Agreed. People don't seem to realize that this decision will be governed by money (and, secondarily, academics). That's why Pitt will never happen; given their financials, they can't prove that they won't take more out of the pot than they'd contribute. Given that there's very little upside to adding an academically-middling, big city school that doesn't have a well-established tradition in any sport, the Big Ten would be crazy to take a gamble on Pitt.

FrankMurphy

December 15th, 2009 at 6:46 PM ^

No, I'm serious. I really don't understand why Pitt's name keeps coming up. Expansion only makes sense if it's financially advantageous, and I don't see Pitt putting more into the pot than they would take out. Their current annual revenues put them behind every single Big Ten school and in the bottom half of the Big East's football group (which is already financially the weakest BCS conference).

BleedingBlue

December 15th, 2009 at 7:07 PM ^

Inherently that argument doesn't hold much water because by simply joining the big ten and getting a slice of the pie, (which is waaay bigger than the Big East's - and would be significantly bigger with the addition of a 12th team and a championship game and a focused ad market of roughly 3MM televisions) without looking at the numbers, I'm guessing they would surpass every Big East team in revenue. And I have a hard time thinking that PITT athletics are not significantly more marketable than several current Big 10 teams.

FrankMurphy

December 15th, 2009 at 8:20 PM ^

Fine, but the question is: would they bring more to the table than they would take away? AD revenue consists of money from a variety of sources, not just conference draws, and is a solid indicator of where a school stands in the college football universe. I have a hard time believing that a school that trails Northwestern in overall athletic revenue is worth "opening up the books" for, so to speak.

DC Blue

December 15th, 2009 at 9:58 PM ^

There are very few teams which make sense to change the denominator from 12 to 13.
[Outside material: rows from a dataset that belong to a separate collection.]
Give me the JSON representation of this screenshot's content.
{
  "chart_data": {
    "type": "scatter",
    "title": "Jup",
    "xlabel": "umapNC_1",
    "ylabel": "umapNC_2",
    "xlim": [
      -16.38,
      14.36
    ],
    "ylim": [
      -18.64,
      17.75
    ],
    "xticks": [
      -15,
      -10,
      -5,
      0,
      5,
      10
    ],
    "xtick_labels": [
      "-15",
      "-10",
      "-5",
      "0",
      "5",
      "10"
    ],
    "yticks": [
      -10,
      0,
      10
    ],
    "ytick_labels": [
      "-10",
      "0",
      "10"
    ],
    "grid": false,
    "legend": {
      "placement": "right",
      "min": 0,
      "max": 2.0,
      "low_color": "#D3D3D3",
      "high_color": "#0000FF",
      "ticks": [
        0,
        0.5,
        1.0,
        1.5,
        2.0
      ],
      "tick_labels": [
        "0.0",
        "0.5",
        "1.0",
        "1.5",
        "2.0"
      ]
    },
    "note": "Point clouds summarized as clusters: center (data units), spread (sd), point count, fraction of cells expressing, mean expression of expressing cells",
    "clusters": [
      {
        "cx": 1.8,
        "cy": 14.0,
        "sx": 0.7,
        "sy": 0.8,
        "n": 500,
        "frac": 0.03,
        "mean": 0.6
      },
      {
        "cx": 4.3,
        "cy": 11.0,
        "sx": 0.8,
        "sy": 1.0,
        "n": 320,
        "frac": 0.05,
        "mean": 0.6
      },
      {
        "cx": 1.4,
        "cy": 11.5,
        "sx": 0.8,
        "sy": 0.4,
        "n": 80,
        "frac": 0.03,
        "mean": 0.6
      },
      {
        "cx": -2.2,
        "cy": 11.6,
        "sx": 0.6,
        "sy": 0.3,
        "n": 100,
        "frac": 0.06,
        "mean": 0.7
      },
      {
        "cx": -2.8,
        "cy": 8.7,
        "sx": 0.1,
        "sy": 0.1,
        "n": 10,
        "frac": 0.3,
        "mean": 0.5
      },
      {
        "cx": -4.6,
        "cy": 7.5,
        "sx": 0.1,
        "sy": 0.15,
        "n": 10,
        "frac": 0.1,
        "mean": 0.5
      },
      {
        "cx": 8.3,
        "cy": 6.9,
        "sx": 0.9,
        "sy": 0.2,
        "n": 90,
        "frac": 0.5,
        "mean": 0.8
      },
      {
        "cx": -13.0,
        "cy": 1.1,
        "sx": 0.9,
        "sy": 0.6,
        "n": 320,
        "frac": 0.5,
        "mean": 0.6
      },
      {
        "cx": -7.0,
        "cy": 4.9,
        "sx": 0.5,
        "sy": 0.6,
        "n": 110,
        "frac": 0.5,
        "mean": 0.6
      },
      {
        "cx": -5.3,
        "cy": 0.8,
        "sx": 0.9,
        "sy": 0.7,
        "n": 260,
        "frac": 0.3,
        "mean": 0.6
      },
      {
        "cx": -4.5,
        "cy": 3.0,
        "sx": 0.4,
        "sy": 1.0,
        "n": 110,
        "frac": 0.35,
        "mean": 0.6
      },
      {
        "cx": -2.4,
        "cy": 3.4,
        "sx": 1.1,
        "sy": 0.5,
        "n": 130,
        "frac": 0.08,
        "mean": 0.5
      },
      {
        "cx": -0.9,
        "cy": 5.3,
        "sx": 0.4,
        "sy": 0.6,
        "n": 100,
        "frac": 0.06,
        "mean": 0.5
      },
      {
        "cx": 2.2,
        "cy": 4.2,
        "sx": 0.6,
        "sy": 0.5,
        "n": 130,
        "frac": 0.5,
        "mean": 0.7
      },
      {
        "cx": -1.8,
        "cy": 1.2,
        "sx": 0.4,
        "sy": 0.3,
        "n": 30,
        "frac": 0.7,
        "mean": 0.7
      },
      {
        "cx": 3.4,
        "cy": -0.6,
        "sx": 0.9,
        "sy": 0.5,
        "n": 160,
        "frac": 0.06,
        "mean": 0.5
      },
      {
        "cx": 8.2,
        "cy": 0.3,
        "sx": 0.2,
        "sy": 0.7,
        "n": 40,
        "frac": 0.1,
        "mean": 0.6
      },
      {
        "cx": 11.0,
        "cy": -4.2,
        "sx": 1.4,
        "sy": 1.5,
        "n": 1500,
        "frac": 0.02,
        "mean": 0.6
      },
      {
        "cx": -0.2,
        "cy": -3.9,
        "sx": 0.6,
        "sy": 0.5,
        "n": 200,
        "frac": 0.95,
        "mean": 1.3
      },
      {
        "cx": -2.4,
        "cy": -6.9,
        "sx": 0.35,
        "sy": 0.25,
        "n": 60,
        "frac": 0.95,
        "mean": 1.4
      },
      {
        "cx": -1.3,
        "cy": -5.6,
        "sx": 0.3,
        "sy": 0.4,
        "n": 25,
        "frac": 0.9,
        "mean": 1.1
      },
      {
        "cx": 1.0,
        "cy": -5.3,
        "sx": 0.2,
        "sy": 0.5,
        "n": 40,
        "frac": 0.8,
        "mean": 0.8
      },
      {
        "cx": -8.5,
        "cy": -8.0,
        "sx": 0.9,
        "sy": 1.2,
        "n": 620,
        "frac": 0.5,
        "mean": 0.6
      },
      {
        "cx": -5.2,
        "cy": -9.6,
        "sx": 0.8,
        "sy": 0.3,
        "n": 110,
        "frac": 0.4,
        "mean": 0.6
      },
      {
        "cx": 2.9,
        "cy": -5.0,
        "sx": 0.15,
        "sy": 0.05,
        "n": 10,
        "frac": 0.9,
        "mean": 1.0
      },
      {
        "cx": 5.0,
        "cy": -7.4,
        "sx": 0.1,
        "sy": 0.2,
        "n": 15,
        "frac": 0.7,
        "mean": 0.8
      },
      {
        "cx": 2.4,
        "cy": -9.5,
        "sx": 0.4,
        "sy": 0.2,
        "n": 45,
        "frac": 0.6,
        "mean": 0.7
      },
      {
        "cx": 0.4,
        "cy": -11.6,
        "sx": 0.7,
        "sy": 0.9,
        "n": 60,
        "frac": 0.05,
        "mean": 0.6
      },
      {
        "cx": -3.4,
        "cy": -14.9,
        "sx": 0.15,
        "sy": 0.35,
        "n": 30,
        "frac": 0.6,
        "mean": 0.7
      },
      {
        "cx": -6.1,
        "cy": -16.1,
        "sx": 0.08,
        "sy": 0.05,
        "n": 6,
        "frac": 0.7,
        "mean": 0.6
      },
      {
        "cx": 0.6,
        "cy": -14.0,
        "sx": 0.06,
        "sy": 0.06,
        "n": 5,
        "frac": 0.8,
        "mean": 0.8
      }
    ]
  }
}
In FY09, each conference team got $17.5M from the B10. Adding another team reduces that to $16.2M. That means the title game (and other revenue) has to bring in $1.3x13 = $17.5M to break everyone even.

Assuming you can sell 100k tickets at $75/ticket = $7.5M [minus expenses].

Now find $10+M/yr in additional revenue with only 13 extra football games (12 of which are one team) and 30 basketball games to sell.

ND's NBC contract that ended in 2008 gave them $9M/yr.

* Numbers based off quick google search but should be in the ballpark

Of the ones Brian listed, the "0" willingness ones are the only ones worth getting.

DC Blue

December 15th, 2009 at 11:10 PM ^

The ABC/ESPN deal is $1B for ten years (08-18), this includes the bball and fball games.

The B10 Network deal is for 20 years with estimates of S112M/yr average (each team appears to have got $66M in 08).

CBS basketball also, not sure the numbers there.

Of interest, ND gets ~$11M from TV (9 from NBC, 2 from Big East BBall).

Pitt really brings little to the table. They are in a market already covered by the B10 network, they aren't a big draw for the ABC/ESPN contract, but do provide something for CBS w/bball.

This would be more for convenience than forward looking and revolutionary. It has potential to lock the B10 in with another mediocre member that leeches off the big 3.

I'd rather see the B10 merge with the B12 and form a 20 team super league and use a four team playoff.